In other words, Lefort is saying, if his theorization of democracy seems to be nourished by psychoanalysis, this is only proper, since psychoanalysis was originally nourished by the experience of democracy.
One might expect that psychoanalysis would demur from this position, but in fact it is in full accord. Setting aside, for the moment, the great works of Freud, Totem and Taboo, Group Psychology and the Analysis of the Ego, Civilization and its Discontents, works which attempt to theorize the modern (as opposed to the classical, predemocratic) phenomenon of the crowd, I will simply draw your attention to the fact that one of the founding facts of psychoanalysis, i.e., primary repression, is a clear registration of the founding fact of democracy: that it is no longer possible completely to determine the image of the social whole, "the substance of the body politic." Starting from the enigmatic notion of anticathexis which is the process that defines primary repression not only is the complete hypercathexis of the social doomed to fail, but so, in addition, is the total withdrawal of cathexis from the social onto the ego. In Freud's structural description, some libidinal fraction always remains as left-over to de-complete each image, that of the individual ego as well as that of "the people." The bodily ego and the body politic both break up, modern man becomes "lost in the crowd."
[...]
From [Foucault's] angle the paradox of modern power (it subjects all, but is wielded by no one) begins to look quite familiar. Is this not the same paradox which is manifest in scientific statements, maxims, the l9th century realist novel, that entire class of statements whose badge of truth is their erasure of all the traces of enunciation? If, despite all the well-meaning and careful attempts by Foucault and others to dispel the "paranoid" interpretations of his theory, modern power, as he describes it, still seems inescapable, then this is surely the result of the fact that by announcing themselves in such a neutral, general form (that is, as coming from nowhere), the discourses of power seem to embrace everyone in their address.
[...] We are left with the crucial and obvious question: what is the difference between taking desire literally and taking a statement literally?

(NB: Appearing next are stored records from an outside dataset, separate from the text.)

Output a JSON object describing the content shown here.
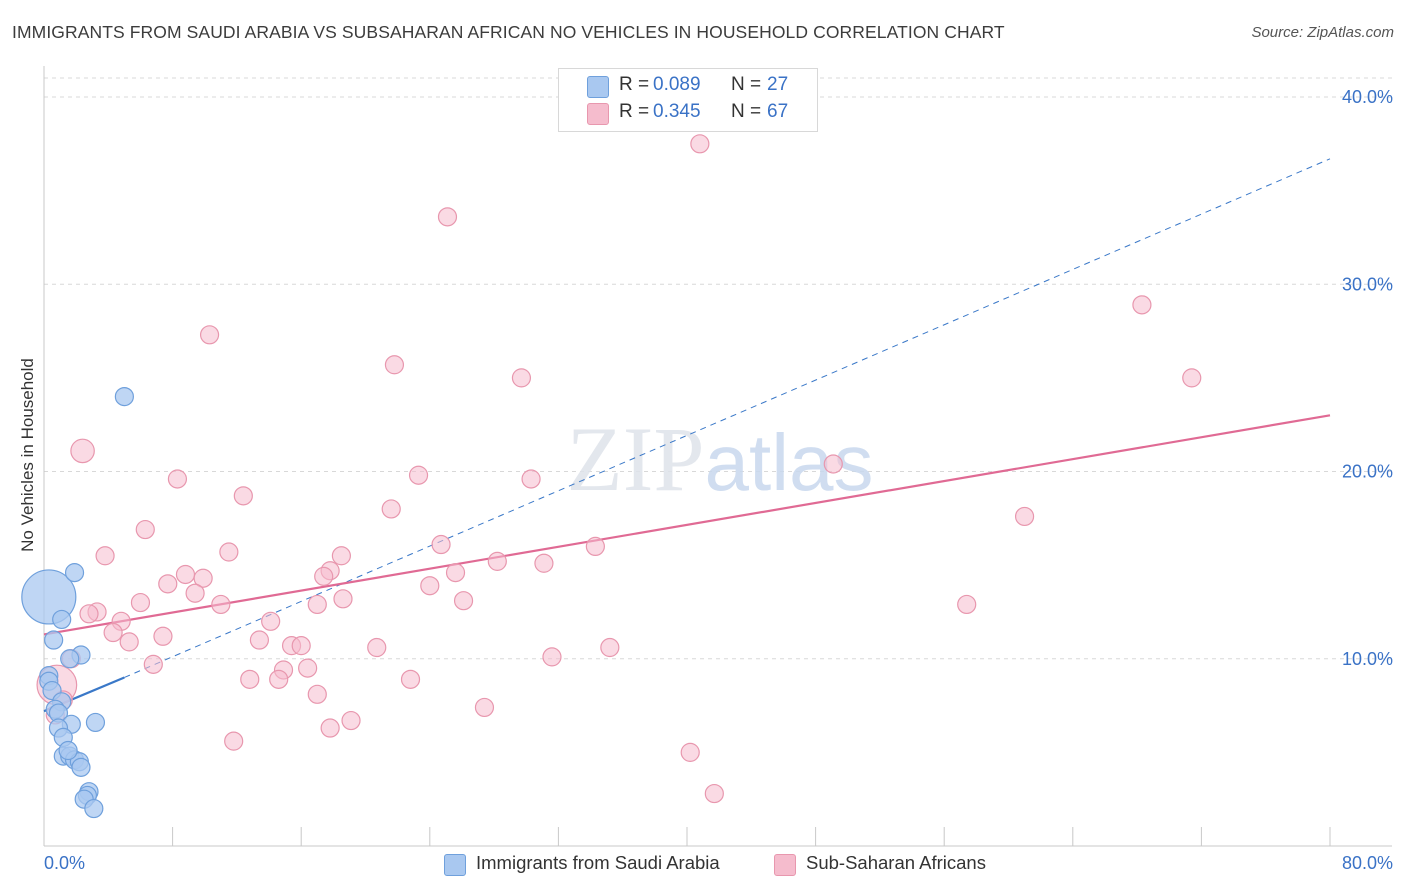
{
  "title": "IMMIGRANTS FROM SAUDI ARABIA VS SUBSAHARAN AFRICAN NO VEHICLES IN HOUSEHOLD CORRELATION CHART",
  "source": "Source: ZipAtlas.com",
  "legend_top": {
    "rows": [
      {
        "r_label": "R =",
        "r_value": "0.089",
        "n_label": "N =",
        "n_value": "27"
      },
      {
        "r_label": "R =",
        "r_value": "0.345",
        "n_label": "N =",
        "n_value": "67"
      }
    ]
  },
  "legend_bottom": [
    "Immigrants from Saudi Arabia",
    "Sub-Saharan Africans"
  ],
  "colors": {
    "blue_fill": "#a9c8f0",
    "blue_stroke": "#6fa0dc",
    "blue_line": "#3a78c8",
    "pink_fill": "#f5bccd",
    "pink_stroke": "#e897ae",
    "pink_line": "#e06a94",
    "tick_text": "#3a72c6",
    "grid": "#d8d8d8"
  },
  "chart_data": {
    "type": "scatter",
    "title": "IMMIGRANTS FROM SAUDI ARABIA VS SUBSAHARAN AFRICAN NO VEHICLES IN HOUSEHOLD CORRELATION CHART",
    "xlabel": "",
    "ylabel": "No Vehicles in Household",
    "xlim": [
      0,
      80
    ],
    "ylim": [
      0,
      40
    ],
    "x_tick_labels": [
      "0.0%",
      "80.0%"
    ],
    "y_ticks": [
      10,
      20,
      30,
      40
    ],
    "y_tick_labels": [
      "10.0%",
      "20.0%",
      "30.0%",
      "40.0%"
    ],
    "watermark": "ZIPatlas",
    "series": [
      {
        "name": "Immigrants from Saudi Arabia",
        "color": "blue",
        "points": [
          [
            0.3,
            13.3,
            3
          ],
          [
            5.0,
            24.0,
            1
          ],
          [
            1.9,
            14.6,
            1
          ],
          [
            1.1,
            12.1,
            1
          ],
          [
            0.6,
            11.0,
            1
          ],
          [
            2.3,
            10.2,
            1
          ],
          [
            1.6,
            10.0,
            1
          ],
          [
            0.3,
            9.1,
            1
          ],
          [
            0.3,
            8.8,
            1
          ],
          [
            0.5,
            8.3,
            1
          ],
          [
            1.1,
            7.7,
            1
          ],
          [
            0.7,
            7.3,
            1
          ],
          [
            0.9,
            7.1,
            1
          ],
          [
            3.2,
            6.6,
            1
          ],
          [
            1.7,
            6.5,
            1
          ],
          [
            0.9,
            6.3,
            1
          ],
          [
            1.2,
            5.8,
            1
          ],
          [
            1.2,
            4.8,
            1
          ],
          [
            1.6,
            4.8,
            1
          ],
          [
            1.9,
            4.6,
            1
          ],
          [
            2.2,
            4.5,
            1
          ],
          [
            2.3,
            4.2,
            1
          ],
          [
            2.8,
            2.9,
            1
          ],
          [
            2.7,
            2.7,
            1
          ],
          [
            2.5,
            2.5,
            1
          ],
          [
            3.1,
            2.0,
            1
          ],
          [
            1.5,
            5.1,
            1
          ]
        ]
      },
      {
        "name": "Sub-Saharan Africans",
        "color": "pink",
        "points": [
          [
            40.8,
            37.5,
            1
          ],
          [
            25.1,
            33.6,
            1
          ],
          [
            10.3,
            27.3,
            1
          ],
          [
            68.3,
            28.9,
            1
          ],
          [
            21.8,
            25.7,
            1
          ],
          [
            29.7,
            25.0,
            1
          ],
          [
            71.4,
            25.0,
            1
          ],
          [
            2.4,
            21.1,
            1.3
          ],
          [
            8.3,
            19.6,
            1
          ],
          [
            23.3,
            19.8,
            1
          ],
          [
            30.3,
            19.6,
            1
          ],
          [
            49.1,
            20.4,
            1
          ],
          [
            12.4,
            18.7,
            1
          ],
          [
            21.6,
            18.0,
            1
          ],
          [
            61.0,
            17.6,
            1
          ],
          [
            6.3,
            16.9,
            1
          ],
          [
            24.7,
            16.1,
            1
          ],
          [
            34.3,
            16.0,
            1
          ],
          [
            3.8,
            15.5,
            1
          ],
          [
            11.5,
            15.7,
            1
          ],
          [
            18.5,
            15.5,
            1
          ],
          [
            28.2,
            15.2,
            1
          ],
          [
            31.1,
            15.1,
            1
          ],
          [
            17.8,
            14.7,
            1
          ],
          [
            8.8,
            14.5,
            1
          ],
          [
            9.9,
            14.3,
            1
          ],
          [
            25.6,
            14.6,
            1
          ],
          [
            7.7,
            14.0,
            1
          ],
          [
            17.4,
            14.4,
            1
          ],
          [
            24.0,
            13.9,
            1
          ],
          [
            9.4,
            13.5,
            1
          ],
          [
            18.6,
            13.2,
            1
          ],
          [
            26.1,
            13.1,
            1
          ],
          [
            6.0,
            13.0,
            1
          ],
          [
            11.0,
            12.9,
            1
          ],
          [
            17.0,
            12.9,
            1
          ],
          [
            57.4,
            12.9,
            1
          ],
          [
            3.3,
            12.5,
            1
          ],
          [
            2.8,
            12.4,
            1
          ],
          [
            4.8,
            12.0,
            1
          ],
          [
            14.1,
            12.0,
            1
          ],
          [
            4.3,
            11.4,
            1
          ],
          [
            7.4,
            11.2,
            1
          ],
          [
            13.4,
            11.0,
            1
          ],
          [
            5.3,
            10.9,
            1
          ],
          [
            15.4,
            10.7,
            1
          ],
          [
            16.0,
            10.7,
            1
          ],
          [
            20.7,
            10.6,
            1
          ],
          [
            35.2,
            10.6,
            1
          ],
          [
            1.7,
            10.0,
            1
          ],
          [
            31.6,
            10.1,
            1
          ],
          [
            6.8,
            9.7,
            1
          ],
          [
            14.9,
            9.4,
            1
          ],
          [
            16.4,
            9.5,
            1
          ],
          [
            12.8,
            8.9,
            1
          ],
          [
            14.6,
            8.9,
            1
          ],
          [
            22.8,
            8.9,
            1
          ],
          [
            0.8,
            8.6,
            2.2
          ],
          [
            1.2,
            7.8,
            1
          ],
          [
            17.0,
            8.1,
            1
          ],
          [
            27.4,
            7.4,
            1
          ],
          [
            0.7,
            7.0,
            1
          ],
          [
            19.1,
            6.7,
            1
          ],
          [
            17.8,
            6.3,
            1
          ],
          [
            11.8,
            5.6,
            1
          ],
          [
            40.2,
            5.0,
            1
          ],
          [
            41.7,
            2.8,
            1
          ]
        ]
      }
    ],
    "trend_lines": [
      {
        "series": "Immigrants from Saudi Arabia",
        "style": "solid",
        "x": [
          0,
          5.0
        ],
        "y": [
          7.2,
          9.0
        ]
      },
      {
        "series": "Immigrants from Saudi Arabia",
        "style": "dashed",
        "x": [
          5.0,
          80
        ],
        "y": [
          9.0,
          36.7
        ]
      },
      {
        "series": "Sub-Saharan Africans",
        "style": "solid",
        "x": [
          0,
          80
        ],
        "y": [
          11.3,
          23.0
        ]
      }
    ]
  }
}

What makes this question crucial is the fact that neither Lefort nor psychoanalysis posits a subject 'outside' history or society; each assumes, rather, that the subject is completely absorbed in it. And yet neither makes the subject the idiot of history by taking his statements literally, that is, by reducing them to their historical referent. When instead one reads the subject's 'desire' literally, one adds nothing to his statements, except, as we mentioned, the grain which is nothing positive. The grain "has no civil identity, no personality;" it is in no way equivalent to the "accent of an era, a class, or a regime." In brief, it is "not personal; it expresses nothing" of the subject who speaks.